Tsui Hark a cette capacité de prendre un genre, ici la comédie romantique, et de s'en emparer complètement afin de le pousser dans ses derniers retranchements. Quitte à en faire trop parfois, mais le tout avec une générosité et une énergie communicative.
"Shangaï Blues" se révèle donc être, dans sa structure tout du moins, un long-métrage extrêmement calibré au sein duquel le cinéaste parvient à insuffler sa folie. Ce que l'on pouvait prendre pour une œuvre romantique durant les premières minutes se mue peu à peu en grande farce burlesque qui, si elle échoue à se renouveler, au point de devenir agaçante par instants, sait se faire plus discrète quand il s'agit de susciter l'émotion.
Si Hark propose une mise en scène dynamique et jouant habilement avec son cadre, donnant au long-métrage des faux-airs de Veaudeville, il pose aussi un regard sur une Chine en perte de repères, dominée par les occidentaux, chacun rêvant d'un Eldorado qu'il ne pourra jamais s'offrir.

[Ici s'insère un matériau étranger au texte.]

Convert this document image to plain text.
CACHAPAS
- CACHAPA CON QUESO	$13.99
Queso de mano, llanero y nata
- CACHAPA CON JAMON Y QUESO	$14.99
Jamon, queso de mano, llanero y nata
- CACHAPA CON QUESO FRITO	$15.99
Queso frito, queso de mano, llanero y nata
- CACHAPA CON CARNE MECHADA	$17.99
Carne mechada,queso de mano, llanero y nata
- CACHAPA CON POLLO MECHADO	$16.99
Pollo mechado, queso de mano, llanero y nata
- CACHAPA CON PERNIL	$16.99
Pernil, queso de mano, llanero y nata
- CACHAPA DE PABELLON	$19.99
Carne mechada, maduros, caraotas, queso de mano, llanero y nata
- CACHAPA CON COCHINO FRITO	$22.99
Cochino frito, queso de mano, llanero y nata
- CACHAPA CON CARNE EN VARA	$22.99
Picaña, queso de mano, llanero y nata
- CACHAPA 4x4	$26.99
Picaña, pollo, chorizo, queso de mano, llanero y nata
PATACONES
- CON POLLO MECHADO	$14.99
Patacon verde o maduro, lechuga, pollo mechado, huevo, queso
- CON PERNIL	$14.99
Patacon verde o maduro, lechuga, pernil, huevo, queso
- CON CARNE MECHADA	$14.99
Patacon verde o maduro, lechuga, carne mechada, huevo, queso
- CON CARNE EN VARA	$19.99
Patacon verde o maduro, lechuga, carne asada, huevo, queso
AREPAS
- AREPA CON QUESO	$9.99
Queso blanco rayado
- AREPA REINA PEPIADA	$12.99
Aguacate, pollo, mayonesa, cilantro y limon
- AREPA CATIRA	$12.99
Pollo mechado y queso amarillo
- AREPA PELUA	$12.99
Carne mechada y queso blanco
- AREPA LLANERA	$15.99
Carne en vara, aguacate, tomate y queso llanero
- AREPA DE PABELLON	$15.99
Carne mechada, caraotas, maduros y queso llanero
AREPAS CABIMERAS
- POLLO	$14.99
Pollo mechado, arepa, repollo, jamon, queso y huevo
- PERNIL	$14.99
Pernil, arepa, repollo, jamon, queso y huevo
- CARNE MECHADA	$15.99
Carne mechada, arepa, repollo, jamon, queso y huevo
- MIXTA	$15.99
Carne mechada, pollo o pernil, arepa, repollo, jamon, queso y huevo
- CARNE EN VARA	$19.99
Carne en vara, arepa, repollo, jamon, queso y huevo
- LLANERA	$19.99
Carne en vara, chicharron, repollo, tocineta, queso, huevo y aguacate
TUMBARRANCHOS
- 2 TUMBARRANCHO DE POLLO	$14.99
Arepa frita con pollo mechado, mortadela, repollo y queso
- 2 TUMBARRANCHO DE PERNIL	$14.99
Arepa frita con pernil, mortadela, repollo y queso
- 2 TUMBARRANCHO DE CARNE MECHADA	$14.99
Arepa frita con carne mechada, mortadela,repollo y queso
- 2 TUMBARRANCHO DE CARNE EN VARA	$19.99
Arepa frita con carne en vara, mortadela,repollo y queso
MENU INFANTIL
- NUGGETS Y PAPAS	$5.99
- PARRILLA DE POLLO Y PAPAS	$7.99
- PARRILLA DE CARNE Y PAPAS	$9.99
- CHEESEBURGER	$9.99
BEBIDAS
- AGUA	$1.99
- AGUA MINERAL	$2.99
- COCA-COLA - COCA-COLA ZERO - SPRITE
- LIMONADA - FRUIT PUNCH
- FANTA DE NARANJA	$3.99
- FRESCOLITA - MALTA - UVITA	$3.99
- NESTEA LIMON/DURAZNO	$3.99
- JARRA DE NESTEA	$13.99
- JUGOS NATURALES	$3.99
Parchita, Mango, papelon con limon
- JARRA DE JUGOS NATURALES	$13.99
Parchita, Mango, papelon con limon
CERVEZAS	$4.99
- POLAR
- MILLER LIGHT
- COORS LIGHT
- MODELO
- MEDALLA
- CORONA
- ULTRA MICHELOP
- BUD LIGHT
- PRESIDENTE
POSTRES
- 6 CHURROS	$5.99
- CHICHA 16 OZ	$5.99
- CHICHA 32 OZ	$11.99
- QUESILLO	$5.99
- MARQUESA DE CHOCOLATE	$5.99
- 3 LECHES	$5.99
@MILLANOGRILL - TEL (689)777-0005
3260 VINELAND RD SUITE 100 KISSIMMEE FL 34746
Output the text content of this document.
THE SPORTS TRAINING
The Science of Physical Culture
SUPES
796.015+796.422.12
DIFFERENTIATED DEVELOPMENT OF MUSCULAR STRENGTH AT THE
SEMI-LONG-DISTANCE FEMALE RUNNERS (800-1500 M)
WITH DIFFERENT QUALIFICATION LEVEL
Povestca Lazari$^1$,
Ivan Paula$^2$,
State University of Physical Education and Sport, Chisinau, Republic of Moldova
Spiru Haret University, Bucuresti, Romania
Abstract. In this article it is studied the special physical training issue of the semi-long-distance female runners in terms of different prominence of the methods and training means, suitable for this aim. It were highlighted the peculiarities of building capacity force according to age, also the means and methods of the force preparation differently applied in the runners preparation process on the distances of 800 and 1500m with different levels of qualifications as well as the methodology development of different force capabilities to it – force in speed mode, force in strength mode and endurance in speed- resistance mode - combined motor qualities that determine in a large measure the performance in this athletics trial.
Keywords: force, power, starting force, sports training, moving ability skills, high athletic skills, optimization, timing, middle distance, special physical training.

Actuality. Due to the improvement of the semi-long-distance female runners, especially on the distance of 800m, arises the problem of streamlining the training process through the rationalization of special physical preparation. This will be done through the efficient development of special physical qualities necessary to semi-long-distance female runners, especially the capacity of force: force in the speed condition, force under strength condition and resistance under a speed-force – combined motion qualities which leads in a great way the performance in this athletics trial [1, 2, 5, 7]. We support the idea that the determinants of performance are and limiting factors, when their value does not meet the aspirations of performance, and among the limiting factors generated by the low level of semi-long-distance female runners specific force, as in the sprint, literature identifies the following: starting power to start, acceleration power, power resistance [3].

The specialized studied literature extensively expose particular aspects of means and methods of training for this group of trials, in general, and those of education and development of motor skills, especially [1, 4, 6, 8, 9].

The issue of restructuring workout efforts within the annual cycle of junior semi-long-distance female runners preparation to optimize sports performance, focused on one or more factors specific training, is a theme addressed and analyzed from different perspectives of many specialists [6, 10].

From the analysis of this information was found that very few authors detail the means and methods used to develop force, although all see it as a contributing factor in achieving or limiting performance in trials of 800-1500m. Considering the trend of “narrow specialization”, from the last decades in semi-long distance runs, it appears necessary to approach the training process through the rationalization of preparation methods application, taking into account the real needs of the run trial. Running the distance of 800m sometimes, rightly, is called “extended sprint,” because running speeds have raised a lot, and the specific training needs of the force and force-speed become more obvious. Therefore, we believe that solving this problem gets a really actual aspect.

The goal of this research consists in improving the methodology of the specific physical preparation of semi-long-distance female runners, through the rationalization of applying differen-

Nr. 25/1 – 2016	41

C'est donc à cet axe thématique que viennent se greffer toutes les extravagances du cinéaste, notamment des passages de comédie musicale, aussi inattendus que réjouissants, ainsi qu'une ambition romantique forte.
Les drames se nouant entre les protagonistes, pourtant traités avec légèreté, finissent par émouvoir, et ce jusqu'à la sublime scène de retrouvailles, dans le noir complet, mêlant gêne et bonheur, avant de se transformer en totale euphorie.
Malheureusement, c'est cette générosité qui fait la plus grande force, et la plus grande faiblesse, de "Shangaï Blues". La vision du cinéaste, et sa force romantique, en font une œuvre plaisante, mais le burlesque, qui prête à sourire dans un premier temps, agace finalement par son incapacité à se renouveler, au point de parasiter une bonne partie du long-métrage. Tsui Hark en fait trop et échoue à de nombreuses reprises, mais reste brillant dans son détournement du genre, tout en faisant preuve d'une maitrise formelle indéniable qui parvient à elle seule à créer l'émotion.